Les valeurs de violence, de délinquance ou d’illégalité attribuées à certaines actions ou associations ne dépendent pourtant pas de « faits » univoques ou de lois clairement établies. Par exemple, alors qu’au début du 21e siècle toute manifestation était considérée comme une atteinte à l’ordre public et réprimée en conséquence de manière extrêmement violente, et souvent sanglante, autour des années 1960[19] se développe une tolérance aux manifestations permettant une croissante participation citoyenne aux débats publics[20]. Le même geste ou action, donc, change de valeur selon son cadre d’interprétation.

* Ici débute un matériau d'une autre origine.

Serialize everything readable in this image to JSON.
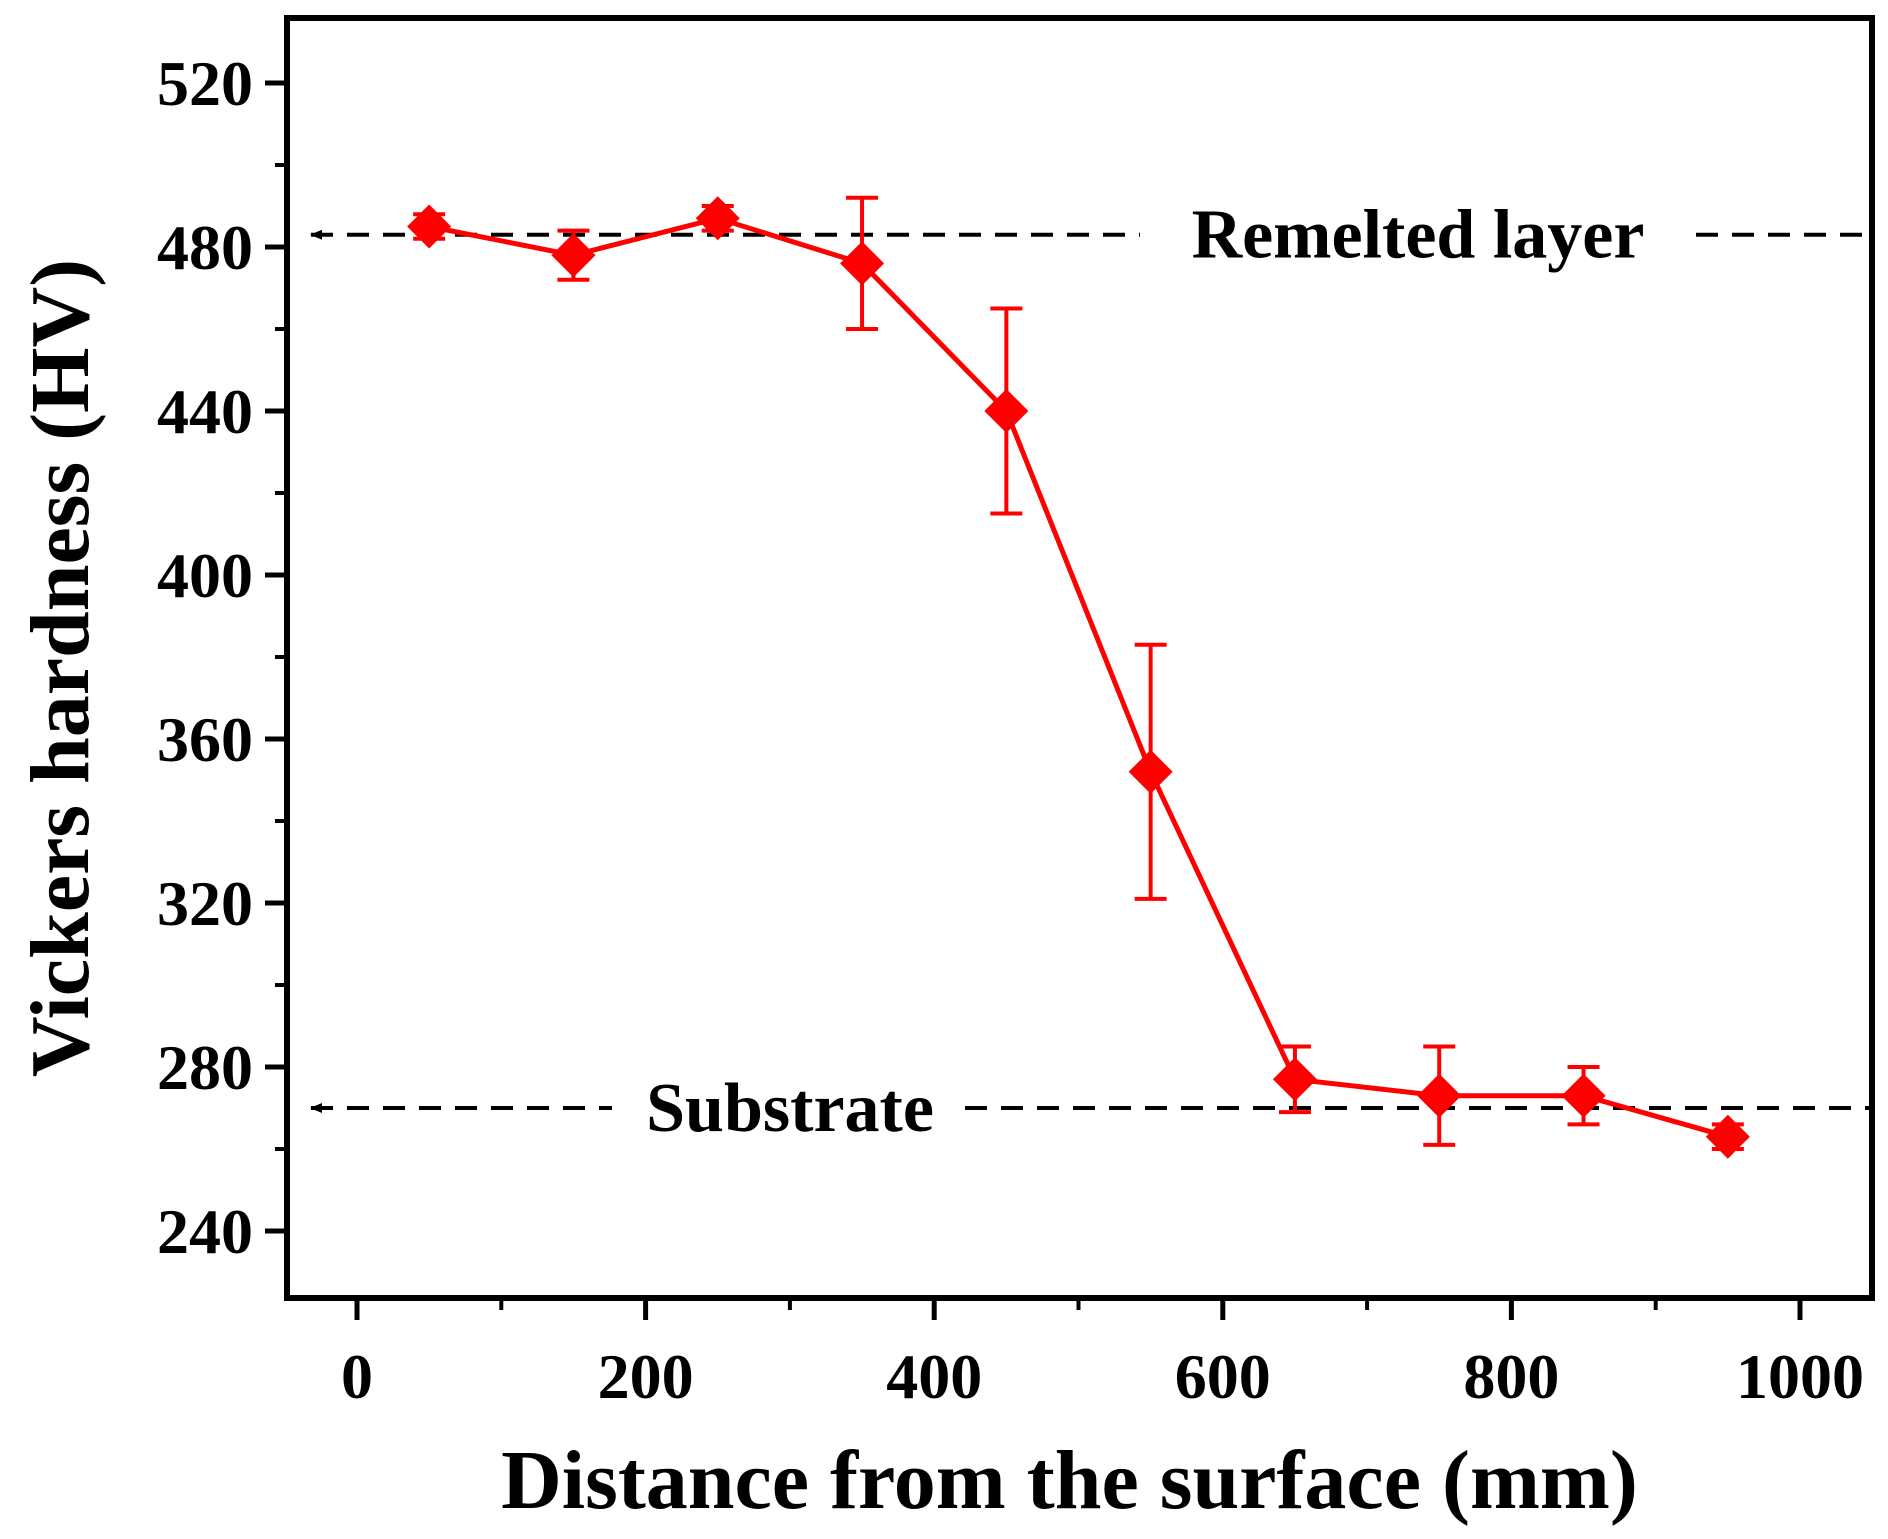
{
  "chart_data": {
    "type": "line",
    "title": "",
    "xlabel": "Distance from the surface (mm)",
    "ylabel": "Vickers hardness (HV)",
    "xlim": [
      -50,
      1050
    ],
    "ylim": [
      225,
      540
    ],
    "xticks": [
      0,
      200,
      400,
      600,
      800,
      1000
    ],
    "yticks": [
      240,
      280,
      320,
      360,
      400,
      440,
      480,
      520
    ],
    "series": [
      {
        "name": "Hardness",
        "color": "#ff0000",
        "marker": "diamond",
        "x": [
          50,
          150,
          250,
          350,
          450,
          550,
          650,
          750,
          850,
          950
        ],
        "y": [
          485,
          478,
          487,
          476,
          440,
          352,
          277,
          273,
          273,
          263
        ],
        "yerr_lower": [
          3,
          6,
          3,
          16,
          25,
          31,
          8,
          12,
          7,
          3
        ],
        "yerr_upper": [
          3,
          6,
          3,
          16,
          25,
          31,
          8,
          12,
          7,
          3
        ]
      }
    ],
    "reference_lines": [
      {
        "label": "Remelted layer",
        "y": 483,
        "style": "dashed",
        "arrow": "left"
      },
      {
        "label": "Substrate",
        "y": 270,
        "style": "dashed",
        "arrow": "left"
      }
    ],
    "grid": false,
    "legend": "none"
  }
}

Pourtant, dans ces mêmes années 1960, comme conséquence des espaces de participation démocratique arrachés par les mouvements sociaux aux élites gouvernantes, surgit un révisionnisme théorique identifiant l’implication du peuple en politique comme la source de « la crise de la démocratie[21] ». Ce courant théorique de la « Stable Democracy » s’inspire de la « méthode démocratique » schumpeterienne[22] qui, en établissant une distinction entre la démocratie moderne et celle des « anciens », affirme que la démocratie ne peut viser la participation de quiconque à la décision publique, mais doit se limiter à une compétition entre élites politiques pour le vote populaire. La participation populaire dans cette dite démocratie « doit » se limiter au vote périodique car les masses seraient myopes et incompétentes.

Ce travestissement du gouvernement représentatif[23] en démocratie n’est malheureusement pas que le fait de quelques théoriciens du politique. Cette interprétation, produite par les intellectuels organiques des élites, s’est propagée à l’ensemble du corps social, à travers des « appareils idéologiques d’État »[24], comme les médias, faisant en sorte qu’on ne puisse pratiquement plus dissocier la démocratie de l’élection d’une élite gouvernante et qu’à l’inverse, on considère comme violente et comme un danger pour la démocratie la participation de « quiconque » au débat public.

« Ils n’ont même pas de votes dans les urnes, seulement des cris dans la rue »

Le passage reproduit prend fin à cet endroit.